South Korea births hit 7-year high in April, up 18% year-on-year
Synopsis
Key Takeaways
South Korea recorded its highest number of births for any April in seven years, with 24,521 babies born during the month — an 18% jump from 20,787 in the same period a year earlier, according to data released by South Korea's Ministry of Data and Statistics on Wednesday, 24 June 2025. The figure surpasses the previous April peak of 26,104 births set in 2019.
Key Developments
The surge was not limited to a single month. Over the January–April 2025 period, total births reached 99,534 — also the highest in seven years and a sharp 15.5% rise from the corresponding period a year earlier. Notably, the growth rate for both April alone and the four-month cumulative period set record highs, signalling an accelerating trend rather than a one-off spike.
The country's total fertility rate (TFR) — the average number of children a woman is expected to have in her lifetime — climbed to 0.93 in April, up 0.13 from a year earlier, according to reports citing Yonhap. The number of newborns has been on a consistent upward trajectory since July 2024.
What Is Driving the Rebound
Experts attribute the uptick primarily to a rise in marriages and what analysts describe as a more positive public perception of childbirth among younger South Koreans. The number of marriages in April climbed 9% from a year earlier to 20,622 — the highest April marriage count since 22,844 was recorded in April 2016. Marriages typically precede birth increases by roughly one to two years, suggesting the current birth rebound may have further momentum.
This comes amid years of sustained demographic alarm in South Korea, which had posted a record-low TFR of 0.72 in 2023 — the lowest of any country in the world at the time. The government has spent an estimated ₩280 trillion (approximately $200 billion) over two decades on pro-natalist policies with limited measurable impact until this recent upturn.
The Demographic Gap That Remains
Despite the encouraging trend, the fertility rate of 0.93 remains far below the 2.1 births per woman required to maintain a stable population without net immigration.
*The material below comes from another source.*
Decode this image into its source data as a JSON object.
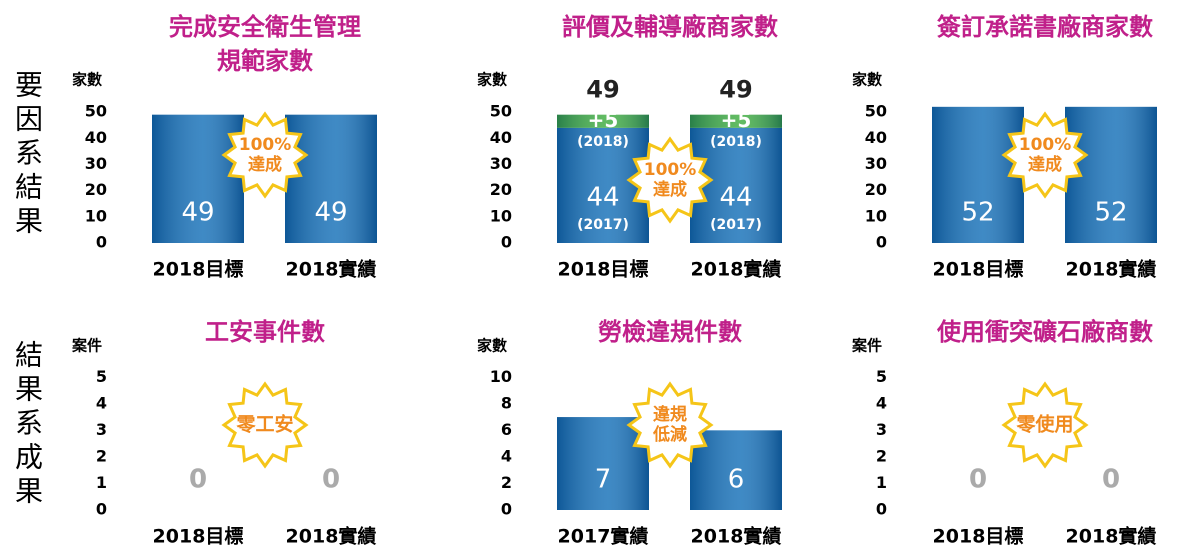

South Korea continues to record a natural population decline: deaths in April stood at 28,405, down 1.3% from a year earlier, but still resulting in a natural population deficit of 3,884 for the month.
The number of divorces also rose 7.3% from a year earlier to 7,829 in April, a data point that demographers will watch alongside marriage rates to assess whether the marriage-birth correlation holds over subsequent quarters.
What Comes Next
Analysts caution against reading the uptick as a structural reversal. The critical question is whether the post-pandemic marriage surge — and the attitudinal shift it reflects — translates into sustained multi-year birth growth, or whether it represents a deferred cohort catching up. South Korea's government is expected to release second-quarter data in the coming months, which will offer a clearer picture of whether the July 2024-onward trend is durable.